Last year ProPublica and PBS FRONTLINE took a close look at the fast-growing assisted living business, which provides housing and day-to-day help to the elderly and those too ill or disabled to live independently. In the course of that reporting I traveled to 11 states. I spent a day in a facility in rural Oregon. I met with workers in Mississippi. I interviewed medical experts at Johns Hopkins in Baltimore.
Many things about the industry, to which America has entrusted the lives of some 750,000 people, proved to be shocking, not least of all how bad things appeared to be in California. The state's regulatory apparatus, our reporting showed, had deteriorated so drastically that the assisted living industry was actually lobbying the state to police it more aggressively.
A few snapshots:
Employees at a facility in Whittier allowed a resident to develop a ghastly pressure ulcer. Pressure ulcers, or bedsores, are wounds that typically form when a person is left lying in bed for prolonged periods — and this one was so bad that surgeons were planning to clean it up by cutting out rotten flesh that extended all the way down to the bone. A specialist said the ulcer was teeming with "numerous" strains of bacteria, a sign the person had "probably gone a couple of months" without treatment.
At another facility, the staff encouraged seniors with dementia to fight one another and videotaped or photographed the altercations. It was like an Alzheimer's Fight Club.
Then there were the deaths. Many deaths. Many preventable and unnecessary deaths, our reporting determined. The state's own records often made it clear.
Amid this landscape of hurt, it struck many that the California Department of Social Services, which oversees assisted living facilities in the state, seemed to have simply given up. It had adopted one of the loosest inspection schedules in the nation, visiting facilities only once every five years — though, in some cases, its inspectors didn't even hew to that schedule. The department handed out some of the most meager fines in the nation — typically $150 in cases of fatal neglect or abuse — and often didn't bother actually collecting those fines. Inspectors responding to allegations of serious physical abuse or neglect were allowed to wait 10 days before actually opening a probe.
In recent days, Gov. Jerry Brown has signed into law 10 bills aimed at improving conditions in the state's roughly 7,700 assisted living facilities. The new regulations are, to be sure, a major step forward. Facilities will be required to give staffers more training and correct significant problems promptly, generally within 10 days. Perhaps most important: the financial penalties for severe transgressions have been increased dramatically — $15,000 is now the top fine for violations that lead to the death of a resident — giving assisted living operators a real financial incentive to better treat their clients.
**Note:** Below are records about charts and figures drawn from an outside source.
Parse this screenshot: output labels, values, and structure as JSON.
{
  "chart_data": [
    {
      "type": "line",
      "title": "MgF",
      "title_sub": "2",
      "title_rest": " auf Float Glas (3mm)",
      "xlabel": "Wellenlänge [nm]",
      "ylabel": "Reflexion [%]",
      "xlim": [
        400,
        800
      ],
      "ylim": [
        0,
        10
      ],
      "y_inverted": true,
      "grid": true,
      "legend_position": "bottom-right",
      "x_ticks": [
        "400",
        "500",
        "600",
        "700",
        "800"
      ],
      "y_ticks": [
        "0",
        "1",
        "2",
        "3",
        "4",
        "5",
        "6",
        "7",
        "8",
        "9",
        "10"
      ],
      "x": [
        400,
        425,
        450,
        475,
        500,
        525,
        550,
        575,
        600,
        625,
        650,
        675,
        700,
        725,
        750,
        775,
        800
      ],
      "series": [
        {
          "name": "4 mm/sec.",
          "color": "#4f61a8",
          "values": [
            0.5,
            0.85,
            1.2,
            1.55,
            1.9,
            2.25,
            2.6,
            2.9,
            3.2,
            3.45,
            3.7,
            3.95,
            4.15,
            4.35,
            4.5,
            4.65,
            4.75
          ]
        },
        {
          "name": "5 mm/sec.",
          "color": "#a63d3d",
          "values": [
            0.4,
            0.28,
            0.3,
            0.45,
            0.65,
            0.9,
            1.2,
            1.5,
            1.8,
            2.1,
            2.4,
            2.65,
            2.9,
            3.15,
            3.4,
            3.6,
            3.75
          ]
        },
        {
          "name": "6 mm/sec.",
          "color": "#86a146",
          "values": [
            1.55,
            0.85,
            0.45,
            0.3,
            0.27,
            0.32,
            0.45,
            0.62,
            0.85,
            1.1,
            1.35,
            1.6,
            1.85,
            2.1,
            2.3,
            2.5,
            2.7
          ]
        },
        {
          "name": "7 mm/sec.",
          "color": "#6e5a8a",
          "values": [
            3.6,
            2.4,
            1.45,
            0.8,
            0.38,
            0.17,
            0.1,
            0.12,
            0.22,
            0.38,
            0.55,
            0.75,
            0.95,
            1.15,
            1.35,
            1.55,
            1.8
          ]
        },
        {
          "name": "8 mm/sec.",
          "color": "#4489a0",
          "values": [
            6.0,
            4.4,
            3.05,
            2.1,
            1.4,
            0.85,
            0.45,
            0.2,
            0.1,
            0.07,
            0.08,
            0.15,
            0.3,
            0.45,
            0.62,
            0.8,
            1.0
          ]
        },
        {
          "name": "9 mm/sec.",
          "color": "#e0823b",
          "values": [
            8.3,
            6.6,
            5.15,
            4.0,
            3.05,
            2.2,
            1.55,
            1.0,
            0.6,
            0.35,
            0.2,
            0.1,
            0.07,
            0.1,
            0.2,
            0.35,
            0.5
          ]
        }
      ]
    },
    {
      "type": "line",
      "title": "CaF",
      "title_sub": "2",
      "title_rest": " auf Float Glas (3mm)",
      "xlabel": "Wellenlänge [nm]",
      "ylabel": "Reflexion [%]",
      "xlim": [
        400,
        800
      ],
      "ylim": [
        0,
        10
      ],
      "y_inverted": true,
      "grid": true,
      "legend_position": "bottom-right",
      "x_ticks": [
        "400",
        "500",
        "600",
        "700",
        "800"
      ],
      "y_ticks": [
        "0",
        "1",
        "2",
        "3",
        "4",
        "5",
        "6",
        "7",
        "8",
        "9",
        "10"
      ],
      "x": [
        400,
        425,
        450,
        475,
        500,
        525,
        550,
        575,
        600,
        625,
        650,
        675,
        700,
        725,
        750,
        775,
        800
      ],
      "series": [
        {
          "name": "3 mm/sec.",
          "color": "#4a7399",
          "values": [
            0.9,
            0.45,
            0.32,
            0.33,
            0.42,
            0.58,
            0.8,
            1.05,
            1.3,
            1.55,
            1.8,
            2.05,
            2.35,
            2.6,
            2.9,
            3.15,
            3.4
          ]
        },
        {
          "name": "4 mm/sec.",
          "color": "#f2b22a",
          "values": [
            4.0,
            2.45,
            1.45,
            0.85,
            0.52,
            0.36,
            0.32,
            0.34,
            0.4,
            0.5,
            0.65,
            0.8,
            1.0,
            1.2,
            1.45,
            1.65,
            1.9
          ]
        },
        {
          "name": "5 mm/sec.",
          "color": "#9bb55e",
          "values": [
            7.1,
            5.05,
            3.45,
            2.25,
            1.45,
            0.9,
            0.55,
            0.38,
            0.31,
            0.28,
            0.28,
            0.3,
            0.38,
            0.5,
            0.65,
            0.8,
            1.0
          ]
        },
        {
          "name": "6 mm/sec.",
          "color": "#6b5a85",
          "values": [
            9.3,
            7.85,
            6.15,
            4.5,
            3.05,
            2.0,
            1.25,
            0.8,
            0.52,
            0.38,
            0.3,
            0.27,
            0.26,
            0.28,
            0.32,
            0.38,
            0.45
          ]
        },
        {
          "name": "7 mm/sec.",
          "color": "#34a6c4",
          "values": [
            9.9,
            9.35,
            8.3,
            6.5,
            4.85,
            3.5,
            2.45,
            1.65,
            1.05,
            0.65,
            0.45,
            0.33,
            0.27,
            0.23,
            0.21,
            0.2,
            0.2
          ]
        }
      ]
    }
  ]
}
Even before Brown approved the new legislation, the social services department had shown some signs that it had been stirred to action. The department sought and received a budget bump of $7.5 million to hire more than 70 new employees. And it enhanced its website, giving the public more information about facilities that have been cited for regulatory violations.
But advocates for the elderly say the regulatory apparatus could still be strengthened in many ways. Most notably, California is sticking with its five-year inspection cycle; 43 other states require more frequent inspections; 19 states mandate inspections at least every 18 months. So far, Governor Brown has only committed to studying the possibility of conducting annual inspections starting in 2018.
There are undoubtedly fiscal concerns about stepping up inspections. Just how great those fiscal implications would be is a matter of debate, however. According to an analysis by the California Department of Finance, moving to an annual schedule would require the state to hire 32 new employees and cost $2.9 million per year — a minute fraction of California's total budget of $156.4 billion. And our reporting has made clear that a decision not to spend that money, now or in the future, comes with its own cost: the increased vulnerability of seniors, many suffering from dementia and other serious health conditions, to cruel or negligent caregivers.